No ha habido una generación de silencios entre Baena y yo, salvo cuando por estudios tuve que dedicarme a esa tarea. A principios de los años setenta del pasado siglo mi contacto con Baena fue a través de Manolo de Prado en la Diputación Provincial de Córdoba. En ese periodo Manolo y yo hablábamos del endeble puente metálico sobre el Guadajoz por Santacrucita, del paso inferior, camino a Granada, cercano a la estación de Luque y de la necesidad de regular el Guadajoz en la Cerrada de la Caldera. Esas conversaciones fueron semilla que luego fructificó cuando fui diputado al Congreso desde 1977 a 1982. Aquellas conversaciones con Manolo de Prado me enseñaron de Baena lo que hay por debajo de lo visible. La amabilidad de este baenense era su mejor virtud moral. Gracias a ese contacto yo pasé de entender Baena, como calles empedradas hacia las tierras de mantillo hortelanas, a visualizarla como un todo, cuyo desarrollo dependía de eliminar los obstáculos antes citados. Por mis bajadas a las huertas empecé a tener conciencia del agua en la tierra, de la forma que circula por ella para mover partículas, apiñarlas, refrescarlas, congelarlas, disolviéndose en ella.

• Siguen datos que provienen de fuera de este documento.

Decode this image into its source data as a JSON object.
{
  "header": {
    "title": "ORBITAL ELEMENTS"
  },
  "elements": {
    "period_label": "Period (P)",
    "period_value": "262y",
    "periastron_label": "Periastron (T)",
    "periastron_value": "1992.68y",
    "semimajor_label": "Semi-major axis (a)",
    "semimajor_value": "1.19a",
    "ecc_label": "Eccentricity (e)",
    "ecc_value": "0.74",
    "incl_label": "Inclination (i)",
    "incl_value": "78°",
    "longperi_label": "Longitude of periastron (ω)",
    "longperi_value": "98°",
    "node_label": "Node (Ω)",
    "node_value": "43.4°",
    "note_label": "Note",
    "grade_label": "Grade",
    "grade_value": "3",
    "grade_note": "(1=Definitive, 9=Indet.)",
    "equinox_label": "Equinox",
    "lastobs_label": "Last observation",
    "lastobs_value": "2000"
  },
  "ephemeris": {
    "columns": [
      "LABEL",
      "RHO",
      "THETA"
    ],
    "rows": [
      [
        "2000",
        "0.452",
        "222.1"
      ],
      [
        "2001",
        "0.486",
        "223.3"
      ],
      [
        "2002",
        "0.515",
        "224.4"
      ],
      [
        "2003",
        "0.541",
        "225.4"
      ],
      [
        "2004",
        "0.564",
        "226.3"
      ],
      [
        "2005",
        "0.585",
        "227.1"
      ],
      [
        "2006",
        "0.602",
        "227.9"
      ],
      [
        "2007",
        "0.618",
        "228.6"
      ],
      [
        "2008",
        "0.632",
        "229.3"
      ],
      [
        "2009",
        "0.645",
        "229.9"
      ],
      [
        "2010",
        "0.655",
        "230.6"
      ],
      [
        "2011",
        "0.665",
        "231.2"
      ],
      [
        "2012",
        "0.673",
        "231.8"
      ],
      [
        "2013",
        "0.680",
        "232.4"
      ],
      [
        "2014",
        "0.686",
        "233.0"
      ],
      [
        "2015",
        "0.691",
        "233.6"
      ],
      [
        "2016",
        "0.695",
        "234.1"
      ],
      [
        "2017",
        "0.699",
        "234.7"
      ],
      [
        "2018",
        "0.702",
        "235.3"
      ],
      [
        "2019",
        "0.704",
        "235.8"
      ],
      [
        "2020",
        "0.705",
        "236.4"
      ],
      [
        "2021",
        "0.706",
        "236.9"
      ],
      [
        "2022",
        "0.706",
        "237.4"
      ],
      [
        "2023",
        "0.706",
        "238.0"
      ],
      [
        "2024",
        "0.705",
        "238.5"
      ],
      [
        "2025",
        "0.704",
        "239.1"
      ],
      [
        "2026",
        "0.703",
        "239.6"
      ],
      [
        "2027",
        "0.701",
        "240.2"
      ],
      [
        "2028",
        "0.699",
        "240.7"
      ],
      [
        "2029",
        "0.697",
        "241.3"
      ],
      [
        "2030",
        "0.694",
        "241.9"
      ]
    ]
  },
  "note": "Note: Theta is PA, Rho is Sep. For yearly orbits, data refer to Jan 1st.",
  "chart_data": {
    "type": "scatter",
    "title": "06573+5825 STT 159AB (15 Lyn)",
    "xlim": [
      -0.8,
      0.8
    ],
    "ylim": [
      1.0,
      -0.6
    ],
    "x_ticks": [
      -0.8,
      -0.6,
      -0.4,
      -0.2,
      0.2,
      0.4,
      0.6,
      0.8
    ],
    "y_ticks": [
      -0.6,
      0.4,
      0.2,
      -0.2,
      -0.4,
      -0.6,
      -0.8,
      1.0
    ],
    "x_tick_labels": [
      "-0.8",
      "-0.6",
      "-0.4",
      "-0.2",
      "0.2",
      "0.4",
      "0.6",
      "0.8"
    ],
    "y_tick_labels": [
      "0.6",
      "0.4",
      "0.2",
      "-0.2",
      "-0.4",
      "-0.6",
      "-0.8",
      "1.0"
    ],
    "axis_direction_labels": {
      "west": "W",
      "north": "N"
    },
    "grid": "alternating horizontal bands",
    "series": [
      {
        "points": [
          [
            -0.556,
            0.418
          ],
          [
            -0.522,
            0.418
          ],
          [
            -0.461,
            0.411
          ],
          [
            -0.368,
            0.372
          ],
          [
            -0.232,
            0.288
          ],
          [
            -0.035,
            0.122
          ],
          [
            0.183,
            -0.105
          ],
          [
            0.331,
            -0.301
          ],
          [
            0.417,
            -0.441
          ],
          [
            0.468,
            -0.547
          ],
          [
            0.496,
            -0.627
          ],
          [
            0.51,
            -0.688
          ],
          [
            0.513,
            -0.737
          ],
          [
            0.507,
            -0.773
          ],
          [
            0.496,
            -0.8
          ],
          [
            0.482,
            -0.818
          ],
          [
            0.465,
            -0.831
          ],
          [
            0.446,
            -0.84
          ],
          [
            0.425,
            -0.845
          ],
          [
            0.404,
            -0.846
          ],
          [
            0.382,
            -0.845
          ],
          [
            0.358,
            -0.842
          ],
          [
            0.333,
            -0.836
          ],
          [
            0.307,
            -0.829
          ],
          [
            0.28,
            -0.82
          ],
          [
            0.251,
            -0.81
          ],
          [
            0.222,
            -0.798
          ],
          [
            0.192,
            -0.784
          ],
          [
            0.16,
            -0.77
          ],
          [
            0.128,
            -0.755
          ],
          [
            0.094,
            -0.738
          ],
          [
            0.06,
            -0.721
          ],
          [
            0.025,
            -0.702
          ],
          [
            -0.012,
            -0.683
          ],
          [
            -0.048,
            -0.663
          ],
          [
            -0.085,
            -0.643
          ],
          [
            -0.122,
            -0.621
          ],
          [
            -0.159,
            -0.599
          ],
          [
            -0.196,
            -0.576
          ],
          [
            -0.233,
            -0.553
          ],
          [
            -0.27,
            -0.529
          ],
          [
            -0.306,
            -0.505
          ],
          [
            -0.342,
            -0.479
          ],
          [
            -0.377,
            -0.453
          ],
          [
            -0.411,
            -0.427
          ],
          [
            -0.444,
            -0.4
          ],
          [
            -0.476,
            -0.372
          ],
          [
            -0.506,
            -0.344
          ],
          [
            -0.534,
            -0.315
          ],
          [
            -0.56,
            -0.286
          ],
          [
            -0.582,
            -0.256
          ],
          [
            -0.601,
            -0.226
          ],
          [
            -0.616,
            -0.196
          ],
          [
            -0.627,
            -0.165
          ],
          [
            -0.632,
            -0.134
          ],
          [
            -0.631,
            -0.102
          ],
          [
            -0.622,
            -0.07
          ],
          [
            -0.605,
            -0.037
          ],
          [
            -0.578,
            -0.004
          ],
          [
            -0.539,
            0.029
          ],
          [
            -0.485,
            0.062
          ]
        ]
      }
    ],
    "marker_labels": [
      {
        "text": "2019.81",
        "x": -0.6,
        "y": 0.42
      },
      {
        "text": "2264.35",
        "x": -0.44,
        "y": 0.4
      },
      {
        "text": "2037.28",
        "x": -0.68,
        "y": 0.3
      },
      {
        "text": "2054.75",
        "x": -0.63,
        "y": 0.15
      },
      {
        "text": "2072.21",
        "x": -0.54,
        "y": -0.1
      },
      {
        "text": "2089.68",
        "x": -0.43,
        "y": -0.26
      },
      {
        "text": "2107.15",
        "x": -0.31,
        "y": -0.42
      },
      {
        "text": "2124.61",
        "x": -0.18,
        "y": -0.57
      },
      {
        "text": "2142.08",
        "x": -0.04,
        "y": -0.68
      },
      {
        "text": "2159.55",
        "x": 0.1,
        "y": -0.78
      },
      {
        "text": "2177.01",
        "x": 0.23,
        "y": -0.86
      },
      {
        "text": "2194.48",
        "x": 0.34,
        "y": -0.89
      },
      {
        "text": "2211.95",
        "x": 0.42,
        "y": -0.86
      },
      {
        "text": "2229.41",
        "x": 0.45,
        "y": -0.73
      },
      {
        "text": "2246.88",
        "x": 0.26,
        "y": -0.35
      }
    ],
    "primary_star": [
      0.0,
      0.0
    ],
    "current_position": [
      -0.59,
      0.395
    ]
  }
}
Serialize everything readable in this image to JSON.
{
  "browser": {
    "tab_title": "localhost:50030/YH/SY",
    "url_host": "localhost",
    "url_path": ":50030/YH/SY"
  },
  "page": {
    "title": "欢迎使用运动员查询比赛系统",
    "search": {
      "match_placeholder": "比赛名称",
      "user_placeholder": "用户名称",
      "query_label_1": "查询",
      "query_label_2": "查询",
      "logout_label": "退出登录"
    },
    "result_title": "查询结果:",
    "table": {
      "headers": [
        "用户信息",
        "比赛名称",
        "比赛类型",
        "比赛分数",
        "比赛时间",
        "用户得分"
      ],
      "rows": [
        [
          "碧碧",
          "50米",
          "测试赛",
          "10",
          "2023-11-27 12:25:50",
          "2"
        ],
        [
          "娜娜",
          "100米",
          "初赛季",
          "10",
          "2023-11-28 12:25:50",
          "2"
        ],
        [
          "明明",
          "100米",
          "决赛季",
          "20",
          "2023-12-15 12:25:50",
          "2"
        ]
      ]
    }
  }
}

Entendí la naturaleza de los cañizos, espadañas e hinojos ribereños a las huertas; amé las sombras del olivo y las estrellas en las noches de julio en una era: Mirando a los olivos de Baena, tan recios y longevos, pensaba en mi niñez que era normal que el olivarero se comportara como si fuera a vivir eternamente, sobre todo en los años aquellos en que subía y subía el precio de la tierra. Las hileras de los olivos, tal vez, ayudaron junto a la educación de mis padres a adquirir el sentido del orden correcto de las cosas.
Desde que me alejé de Baena no hubo distancia entre ella y yo. Su blancura empequeñecía el paisaje y ese color se ha quedado congelado en mi mente. El trabajo arduo, la labranza inteligente de una huerta o de un olivar quizás también influyeran en mi modo de entender la vida como un tránsito de esfuerzo inteligente.
Baena desde la huerta cercana a San Francisco es bonita y hermosa, elegante y ambiciosa, soberana sobre sus tierras de viñas y olivar; serena y en mi niñez, a veces, corrosiva. Cuando subía sus cuestas me parecía inaccesible y tozuda.